NEW YORK • Win or lose today's US Open women's final, Serena Williams is just getting started in the latest phase of her career.
"I'm still on the way up," said the 36-year-old, who is in her seventh tournament since the birth of daughter Olympia on Sept 1, 2017.
"There's still much more that I plan on doing."
She came agonisingly close to matching Margaret Court's all-time record of 24 Grand Slam titles at Wimbledon in July, but fell to Angelique Kerber in the final.
It was the high point of a return that began in March and has not surprisingly been, at times, erratic.
But once again Williams, who swept past Anastasija Sevastova 6-3, 6-0 in the semi-finals on Thursday, has shown she can rise to the occasion on the biggest stages.
The Latvian broke Williams in her opening service game, then appeared to feel the pressure as the American took 12 of the last 13 games to win the match in 66 minutes.
She also improved her remarkable record in Grand Slam singles semi-finals to 31-5. The last two losses she sustained at the semi-final stage came at this tournament.
In 2015, she was stunned by Roberta Vinci, who thwarted Williams' hopes of winning all four Major titles in the same year. She then lost to Karolina Pliskova in the 2016 semi-finals.
Another US Open title - four years after her sixth - would not be a culmination but a springboard, Williams said.
"I just feel like there's a lot of growth still to go in my game, that's actually the most exciting part," she said. "Even though I'm not a spring chicken, I still have a very, very bright future."

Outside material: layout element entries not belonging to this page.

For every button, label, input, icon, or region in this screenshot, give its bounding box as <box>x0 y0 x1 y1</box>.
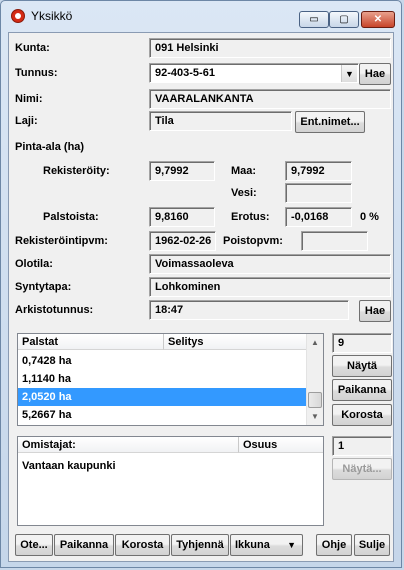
palstat-scrollbar[interactable]: ▲ ▼ <box>306 334 323 425</box>
kunta-label: Kunta: <box>15 42 50 54</box>
palstat-count: 9 <box>332 333 392 353</box>
dialog-content: Kunta: 091 Helsinki Tunnus: 92-403-5-61 … <box>8 32 394 562</box>
omistajat-list[interactable]: Omistajat: Osuus Vantaan kaupunki <box>17 436 324 526</box>
nimi-field: VAARALANKANTA <box>149 89 391 109</box>
scroll-down-icon[interactable]: ▼ <box>307 408 323 425</box>
minimize-button[interactable]: ▭ <box>299 11 329 28</box>
tunnus-dropdown[interactable]: 92-403-5-61 ▼ <box>149 63 359 83</box>
laji-field: Tila <box>149 111 292 131</box>
maa-field: 9,7992 <box>285 161 352 181</box>
scroll-thumb[interactable] <box>308 392 322 408</box>
osuus-column-header[interactable]: Osuus <box>239 437 323 453</box>
poistopvm-field <box>301 231 368 251</box>
vesi-field <box>285 183 352 203</box>
olotila-label: Olotila: <box>15 258 53 270</box>
palstat-column-header[interactable]: Palstat <box>18 334 164 350</box>
palstat-row-selected[interactable]: 2,0520 ha <box>18 388 307 406</box>
palstat-row[interactable]: 1,1140 ha <box>18 370 307 388</box>
title-bar[interactable]: Yksikkö ▭ ▢ ✕ <box>1 1 401 31</box>
omistajat-nayta-button[interactable]: Näytä... <box>332 458 392 480</box>
palstat-korosta-button[interactable]: Korosta <box>332 404 392 426</box>
window: Yksikkö ▭ ▢ ✕ Kunta: 091 Helsinki Tunnus… <box>0 0 402 568</box>
arkisto-hae-button[interactable]: Hae <box>359 300 391 322</box>
tyhjenna-button[interactable]: Tyhjennä <box>171 534 229 556</box>
rekisterointipvm-label: Rekisteröintipvm: <box>15 235 108 247</box>
palstoista-label: Palstoista: <box>43 211 99 223</box>
palstat-paikanna-button[interactable]: Paikanna <box>332 379 392 401</box>
tunnus-hae-button[interactable]: Hae <box>359 63 391 85</box>
paikanna-button[interactable]: Paikanna <box>54 534 114 556</box>
app-target-icon <box>11 9 25 23</box>
ikkuna-label: Ikkuna <box>235 539 270 551</box>
vesi-label: Vesi: <box>231 187 257 199</box>
pinta-ala-label: Pinta-ala (ha) <box>15 141 85 153</box>
maximize-button[interactable]: ▢ <box>329 11 359 28</box>
ote-button[interactable]: Ote... <box>15 534 53 556</box>
sulje-button[interactable]: Sulje <box>354 534 390 556</box>
close-button[interactable]: ✕ <box>361 11 395 28</box>
korosta-button[interactable]: Korosta <box>115 534 170 556</box>
palstat-row[interactable]: 5,2667 ha <box>18 406 307 424</box>
poistopvm-label: Poistopvm: <box>223 235 283 247</box>
tunnus-value: 92-403-5-61 <box>155 67 215 79</box>
omistajat-row[interactable]: Vantaan kaupunki <box>18 457 323 475</box>
chevron-down-icon: ▼ <box>287 540 296 550</box>
palstoista-field: 9,8160 <box>149 207 215 227</box>
arkistotunnus-field: 18:47 <box>149 300 349 320</box>
palstat-nayta-button[interactable]: Näytä <box>332 355 392 377</box>
rekisteroity-field: 9,7992 <box>149 161 215 181</box>
arkistotunnus-label: Arkistotunnus: <box>15 304 94 316</box>
ent-nimet-button[interactable]: Ent.nimet... <box>295 111 365 133</box>
omistajat-column-header[interactable]: Omistajat: <box>18 437 239 453</box>
chevron-down-icon[interactable]: ▼ <box>341 65 357 82</box>
ohje-button[interactable]: Ohje <box>316 534 352 556</box>
rekisterointipvm-field: 1962-02-26 <box>149 231 216 251</box>
omistajat-count: 1 <box>332 436 392 456</box>
palstat-row[interactable]: 0,7428 ha <box>18 352 307 370</box>
ikkuna-menu-button[interactable]: Ikkuna ▼ <box>230 534 303 556</box>
nimi-label: Nimi: <box>15 93 43 105</box>
window-title: Yksikkö <box>31 9 73 23</box>
erotus-label: Erotus: <box>231 211 270 223</box>
laji-label: Laji: <box>15 115 38 127</box>
erotus-percent: 0 % <box>360 211 379 223</box>
maa-label: Maa: <box>231 165 257 177</box>
syntytapa-field: Lohkominen <box>149 277 391 297</box>
kunta-field: 091 Helsinki <box>149 38 391 58</box>
palstat-list[interactable]: Palstat Selitys 0,7428 ha 1,1140 ha 2,05… <box>17 333 324 426</box>
rekisteroity-label: Rekisteröity: <box>43 165 110 177</box>
syntytapa-label: Syntytapa: <box>15 281 72 293</box>
selitys-column-header[interactable]: Selitys <box>164 334 307 350</box>
olotila-field: Voimassaoleva <box>149 254 391 274</box>
tunnus-label: Tunnus: <box>15 67 58 79</box>
erotus-field: -0,0168 <box>285 207 352 227</box>
scroll-up-icon[interactable]: ▲ <box>307 334 323 351</box>
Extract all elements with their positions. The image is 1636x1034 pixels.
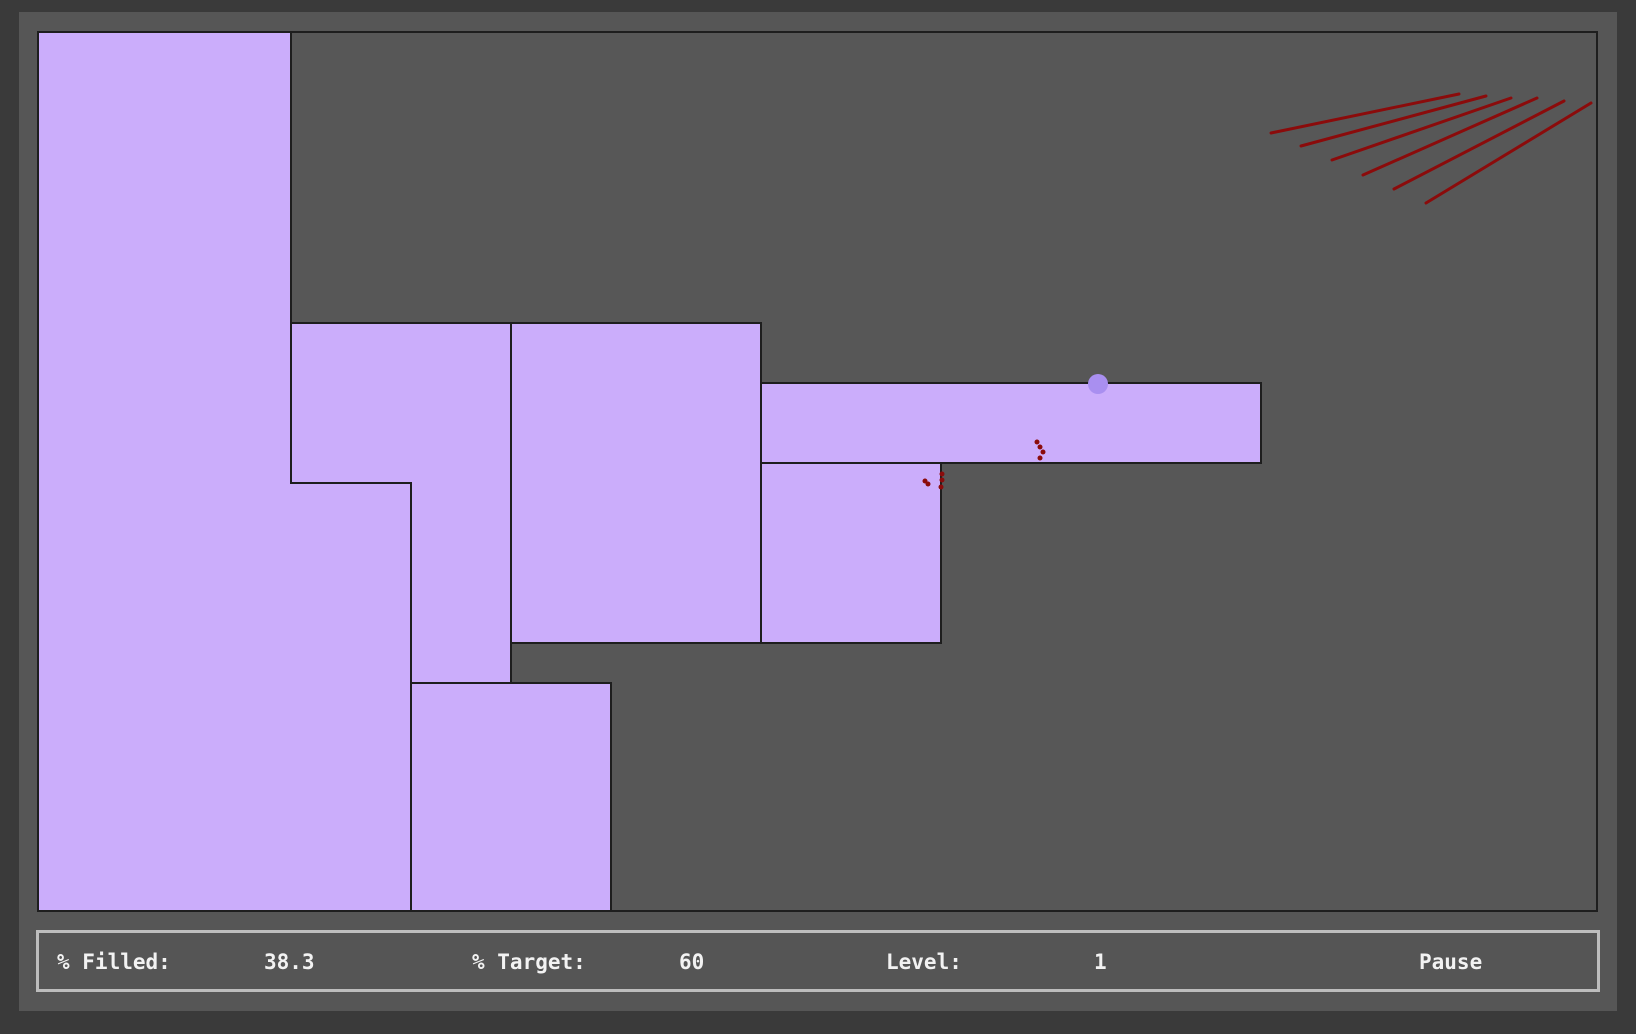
filled-region — [761, 463, 941, 643]
filled-region — [291, 483, 411, 910]
filled-region — [411, 683, 611, 910]
filled-regions — [39, 33, 1261, 910]
filled-region — [291, 323, 511, 483]
filled-label: % Filled: — [57, 950, 171, 974]
filled-region — [511, 323, 761, 643]
enemy-spark — [1037, 455, 1043, 461]
game-board[interactable] — [37, 31, 1598, 912]
filled-value: 38.3 — [264, 950, 315, 974]
enemy-spark — [939, 471, 945, 477]
playfield-canvas — [39, 33, 1593, 910]
enemy-spark — [939, 477, 945, 483]
filled-region — [39, 33, 291, 910]
enemy-trail — [1269, 92, 1593, 205]
level-value: 1 — [1094, 950, 1107, 974]
status-bar: % Filled: 38.3 % Target: 60 Level: 1 Pau… — [36, 930, 1600, 992]
player-ball — [1088, 374, 1108, 394]
filled-region — [411, 483, 511, 683]
enemy-spark — [938, 484, 944, 490]
level-label: Level: — [886, 950, 962, 974]
pause-button[interactable]: Pause — [1419, 950, 1482, 974]
enemy-spark — [1037, 444, 1043, 450]
filled-region — [761, 383, 1261, 463]
enemy-spark — [1034, 439, 1040, 445]
enemy-spark — [1040, 449, 1046, 455]
target-value: 60 — [679, 950, 705, 974]
enemy-spark — [925, 481, 931, 487]
target-label: % Target: — [472, 950, 586, 974]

Williams, who has spoken of the emotional roller coaster of being a new parent, said adjusting to physical changes in the wake of motherhood has also been a challenge.
"I don't feel like me," she said. "My mum said it takes, like, a full year to kind of get back. I'm at a full year now, but I'm also playing a sport professionally.
"I just feel like I'm definitely not there. Even my body is different. I actually weigh less than I did before I got pregnant, but it's distributed differently now.
"I'm still waiting to get to be the Serena that I was - and I don't know if I'll ever be that physically, emotionally, mentally."
The players that have faced her say the current Williams is tough enough - perhaps as good as ever.
Eighth-seeded Pliskova, who briefly rose to No. 1 last year, fell to Williams in the quarter-finals.
"I don't feel any difference," she said of Williams' game. "She's playing with the same power. She can still serve well. I think maybe she's back on the level where she was."